DCI Edge redundancy is achieved by having OTV Edge devices automatically elect an authoritative edge device (AED) on a per-VLAN basis, which allows traffic load-sharing while simplifying the deployment model. Only AED is responsible for sending VLAN traffic in and out of the data center, which guarantees loop-free topology across the DCI. Spanning Tree isolation between data centers is inherent within the protocol, which is really becoming standard best practice.
One additional OTV feature worth mentioning is regarding multicast traffic replication, which is performed by backbone routers, rather than by OTV DCI edge devices in the data center where multicast source resides, also known as head-end replication Subsequently, the load on those edge devices is significantly reduced, however the trade-off is that backbone routers now need to be aware of certain client multicast routing information.
OTV currently requires Nexus 7000 switches at the edge and multicast enabled core (for control plane protocol). Multicast requirement will be lifted in the subsequent Nexus 7000 NX-OS software releases.
By now you must see that extending VLANs across data centers is easier said than done, however we are not done yet. Having Layer 2 connection is only half of the story, we now need to provide the way to connect in and out of those VLANs and for that we need to bring Layer 3 connectivity into the mix.
The easiest method is to keep all Layer 3 functionality in one data center and extend Layer 2 to the other. This setup simplifies handling routing in and out of the extended VLANs, however, when traffic enters an extended VLAN in the data center where Layer 3 functionality for that VLAN is implemented, it will be sent across the DCI link if the destination server is in the other data center.
This solution increases the load on the data center interconnect and the latency for traffic that needs to traverse it.
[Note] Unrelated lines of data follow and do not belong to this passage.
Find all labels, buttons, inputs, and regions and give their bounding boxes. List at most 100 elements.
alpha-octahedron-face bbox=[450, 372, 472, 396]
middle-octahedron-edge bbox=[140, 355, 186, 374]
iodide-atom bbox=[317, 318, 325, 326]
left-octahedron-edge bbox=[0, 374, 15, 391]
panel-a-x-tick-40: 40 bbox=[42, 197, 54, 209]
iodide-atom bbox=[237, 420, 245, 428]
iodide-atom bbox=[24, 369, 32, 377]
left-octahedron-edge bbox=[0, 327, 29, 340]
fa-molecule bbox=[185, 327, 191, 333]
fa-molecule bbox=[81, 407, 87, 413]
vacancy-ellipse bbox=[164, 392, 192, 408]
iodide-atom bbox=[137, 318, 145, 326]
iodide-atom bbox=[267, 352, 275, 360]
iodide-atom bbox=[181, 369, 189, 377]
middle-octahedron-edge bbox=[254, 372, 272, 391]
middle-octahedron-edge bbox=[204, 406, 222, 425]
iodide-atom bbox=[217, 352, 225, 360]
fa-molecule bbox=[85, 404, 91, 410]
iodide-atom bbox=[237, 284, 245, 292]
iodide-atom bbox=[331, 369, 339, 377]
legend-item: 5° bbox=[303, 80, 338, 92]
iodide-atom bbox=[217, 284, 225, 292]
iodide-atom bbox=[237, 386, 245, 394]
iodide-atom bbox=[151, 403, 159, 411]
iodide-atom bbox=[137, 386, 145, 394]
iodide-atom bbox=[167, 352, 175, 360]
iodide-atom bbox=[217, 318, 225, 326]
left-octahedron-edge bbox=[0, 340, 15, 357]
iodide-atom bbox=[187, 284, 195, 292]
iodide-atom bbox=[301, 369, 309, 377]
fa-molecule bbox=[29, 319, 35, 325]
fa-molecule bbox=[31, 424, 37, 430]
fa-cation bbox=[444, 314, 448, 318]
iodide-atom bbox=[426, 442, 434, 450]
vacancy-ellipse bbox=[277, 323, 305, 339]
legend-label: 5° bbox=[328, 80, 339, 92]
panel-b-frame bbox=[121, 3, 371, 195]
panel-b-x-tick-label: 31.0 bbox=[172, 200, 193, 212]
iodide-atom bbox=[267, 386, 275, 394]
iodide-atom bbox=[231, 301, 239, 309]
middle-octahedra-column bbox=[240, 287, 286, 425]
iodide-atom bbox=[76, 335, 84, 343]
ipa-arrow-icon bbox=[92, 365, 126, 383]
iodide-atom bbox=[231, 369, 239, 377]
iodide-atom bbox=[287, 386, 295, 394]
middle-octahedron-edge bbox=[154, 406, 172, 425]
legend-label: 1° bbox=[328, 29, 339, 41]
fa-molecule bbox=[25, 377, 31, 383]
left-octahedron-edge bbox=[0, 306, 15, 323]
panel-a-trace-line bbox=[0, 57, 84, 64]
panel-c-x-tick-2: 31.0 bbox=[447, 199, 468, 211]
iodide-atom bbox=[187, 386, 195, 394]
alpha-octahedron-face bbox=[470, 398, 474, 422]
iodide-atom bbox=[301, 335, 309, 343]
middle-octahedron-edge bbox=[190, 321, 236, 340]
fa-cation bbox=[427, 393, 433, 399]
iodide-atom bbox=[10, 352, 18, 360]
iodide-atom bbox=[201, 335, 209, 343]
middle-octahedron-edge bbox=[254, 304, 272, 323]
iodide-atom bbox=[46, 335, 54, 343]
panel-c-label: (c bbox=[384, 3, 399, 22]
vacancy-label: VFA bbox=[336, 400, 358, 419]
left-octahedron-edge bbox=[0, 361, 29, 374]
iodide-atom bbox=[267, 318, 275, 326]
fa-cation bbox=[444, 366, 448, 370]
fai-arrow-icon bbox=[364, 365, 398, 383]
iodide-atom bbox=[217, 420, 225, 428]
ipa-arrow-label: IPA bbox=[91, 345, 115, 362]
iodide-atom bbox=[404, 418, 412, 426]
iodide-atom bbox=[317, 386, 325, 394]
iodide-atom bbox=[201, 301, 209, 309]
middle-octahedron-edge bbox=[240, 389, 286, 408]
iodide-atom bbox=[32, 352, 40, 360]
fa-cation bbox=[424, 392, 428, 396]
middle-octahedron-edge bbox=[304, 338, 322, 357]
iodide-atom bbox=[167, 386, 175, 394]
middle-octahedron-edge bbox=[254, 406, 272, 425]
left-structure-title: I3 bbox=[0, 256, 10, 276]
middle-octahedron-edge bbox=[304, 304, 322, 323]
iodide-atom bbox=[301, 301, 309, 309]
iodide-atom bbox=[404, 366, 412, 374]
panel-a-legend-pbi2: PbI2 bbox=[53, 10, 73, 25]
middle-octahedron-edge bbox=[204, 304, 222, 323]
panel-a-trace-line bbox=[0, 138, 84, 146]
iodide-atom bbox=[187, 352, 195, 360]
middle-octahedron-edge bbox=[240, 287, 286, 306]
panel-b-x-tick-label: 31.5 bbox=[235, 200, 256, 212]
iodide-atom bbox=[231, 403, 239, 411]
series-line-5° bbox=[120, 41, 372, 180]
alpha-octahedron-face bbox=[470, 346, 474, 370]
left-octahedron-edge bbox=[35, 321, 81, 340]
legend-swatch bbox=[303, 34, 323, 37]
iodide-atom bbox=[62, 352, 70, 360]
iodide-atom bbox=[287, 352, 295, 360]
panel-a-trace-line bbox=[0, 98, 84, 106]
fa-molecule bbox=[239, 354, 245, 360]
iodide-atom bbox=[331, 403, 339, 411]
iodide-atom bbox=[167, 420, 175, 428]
If the server's default gateway is in the other data center (remember, in this scenario there is only one Layer 3 entity for that VLAN), traffic leaving the extended VLAN will also cross DCI link with the same potential latency and bandwidth concerns.
To provide Layer 3 redundancy for extended VLANs, each one of the data centers needs to have a Layer 3 component for those VLANs. As advantageous as it sounds, the biggest concern in this setup is traffic symmetry, which is required for stateful devices, such as firewalls and load-balancers, which are often part of the setup.
Without symmetry, traffic entering the extended VLAN in Data Center A and then trying to leave through Data Center B will be dropped unless session state information is synchronized between firewalls/load-balancers in those data centers.
If such synchronization does not exist, you will need to make sure that returning traffic is forwarded back to the original data center, which the request came through. This is most frequently achieved by using Source Network Address Translation (SNAT) techniques. As inefficient as it can be from bandwidth and latency perspective, at least it works, unless of course using NAT breaks the application.
Other methods include injecting /32 host routes or using Global Load-Balancing to direct the traffic to the actual data center where the server is located. There are also more daring initiatives from vendors, such as Cisco, to perform workflow integration between multiple components to collectively deliver the solution that ties together Layer 2 and Layer 3 Data Center Interconnect extensions. Also, stay tuned for new technologies, such as LISP (Locator/ID Separation Protocol), that tackle the issue.
Data center interconnect is definitely morphing, but before you tear up what you have, you should thoroughly design the solution to be scalable and resilient by selecting the technology that addresses your connectivity requirements from all angles.